More importantly, by staying out of the dirty areas, Kucherov is always in scoring position, one stolen puck and pass away from hammering a shot on net, like in the clip below.

That said, in my categorizing, this was Kucherov’s only goal off the forecheck. Pairing him with Anthony Cirelli or Mathieu Joseph, someone who will force a turnover and feed him in the middle or off-slot, would be a boon for his scoring. This quality was missing from his linemates last season.

Run more set plays for Kucherov off faceoffs
Kucherov has a cannon as a one-timer, and yet the only time the Lightning flex him out like this is on the power play. Instead, to increase Kucherov’s opportunities, it would be worth having him switch with the right defenseman on offensive-zone faceoffs and let him try to swat it from the top of the right circle like he does in this instance against Montreal.

Barely three seconds have elapsed before the puck is being fished out of the net.

In this clip against Detroit, four seconds have been stolen from the play clock.

This is surely better than the banal sets the Lightning run for Kucherov at even-strength now, like when he arcs toward the middle for a long-distance lob after the defenseman tugs the winger and then kicks it back toward Kucherov. (Kucherov struck against Calgary off this set, no doubt aided by the Yanni Gourde screen.) Granted, what circle the Lightning are taking the draw from matters, but if it is the left circle, Kucherov should be isolated as a shooter for a one-timer on every opportunity.

Allow Kucherov to take the two minutes on the power play
With J.T. Miller gone, Cirelli should take the net-front role on the first power play.

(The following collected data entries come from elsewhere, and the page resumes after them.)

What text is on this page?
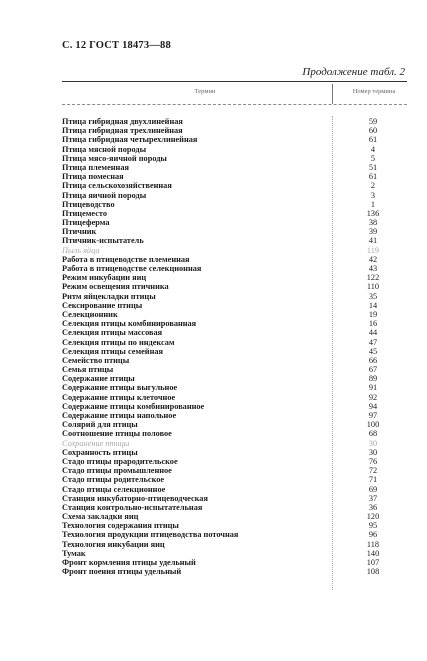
С. 12 ГОСТ 18473—88
Продолжение табл. 2
Термин	Номер термина
Птица гибридная двухлинейная	59
Птица гибридная трехлинейная	60
Птица гибридная четырехлинейная	61
Птица мясной породы	4
Птица мясо-яичной породы	5
Птица племенная	51
Птица помесная	61
Птица сельскохозяйственная	2
Птица яичной породы	3
Птицеводство	1
Птицеместо	136
Птицеферма	38
Птичник	39
Птичник-испытатель	41
Пыль яйца	119
Работа в птицеводстве племенная	42
Работа в птицеводстве селекционная	43
Режим инкубации яиц	122
Режим освещения птичника	110
Ритм яйцекладки птицы	35
Сексирование птицы	14
Селекционник	19
Селекция птицы комбинированная	16
Селекция птицы массовая	44
Селекция птицы по индексам	47
Селекция птицы семейная	45
Семейство птицы	66
Семья птицы	67
Содержание птицы	89
Содержание птицы выгульное	91
Содержание птицы клеточное	92
Содержание птицы комбинированное	94
Содержание птицы напольное	97
Солярий для птицы	100
Соотношение птицы половое	68
Сохранение птицы	30
Сохранность птицы	30
Стадо птицы прародительское	76
Стадо птицы промышленное	72
Стадо птицы родительское	71
Стадо птицы селекционное	69
Станция инкубаторно-птицеводческая	37
Станция контрольно-испытательная	36
Схема закладки яиц	120
Технология содержания птицы	95
Технология продукции птицеводства поточная	96
Технология инкубации яиц	118
Тумак	140
Фронт кормления птицы удельный	107
Фронт поения птицы удельный	108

But the second power play unit was weak last season, and the drop-off was always dramatic after Kucherov and Co. left the ice. This season the Lightning could use the second unit to increase Kucherov's shot volume and as a lab for new ways they want to move Kucherov around the power play.

One idea is to have Kucherov switch into the bumper spot. Another is to have a puck-handler slide down the wing and have Kucherov dive to the weak side off the puck or flash to a higher area. Regardless, Kucherov should not always be inert, even though it is tempting. His one-timer is ferocious, and a permanent spot on the second unit would mean power-play time where Kucherov doesn't have to share the puck with Stamkos or Point. The Lightning would be wise to use the 82 games to determine a batch of routes he could run on the man advantage. Otherwise, a magnificent advantage the Lightning have of three great shooters spread across can become dull.

The Lightning playoff exit is something they must grapple with for the rest of the summer and into next season. That means reassessing players’—even stars’—roles. I am dubious that Kucherov takes commands from coach Jon Cooper. He is the best player on the team, and maybe in the NHL, so he plays the way he sees fit.

The reality is that the Lightning play better when they sling rubber on net. Players move their feet, deflections and rebounds occur, and it leads to an engaged forecheck and cycle. If Kucherov had his druthers, he might seek more balance. But we live in a world that doesn’t cater to personal preference. In this existence, pragmatism achieved through adaption rules the day. The Lightning will thrive if Kucherov embraces life as a gunslinger.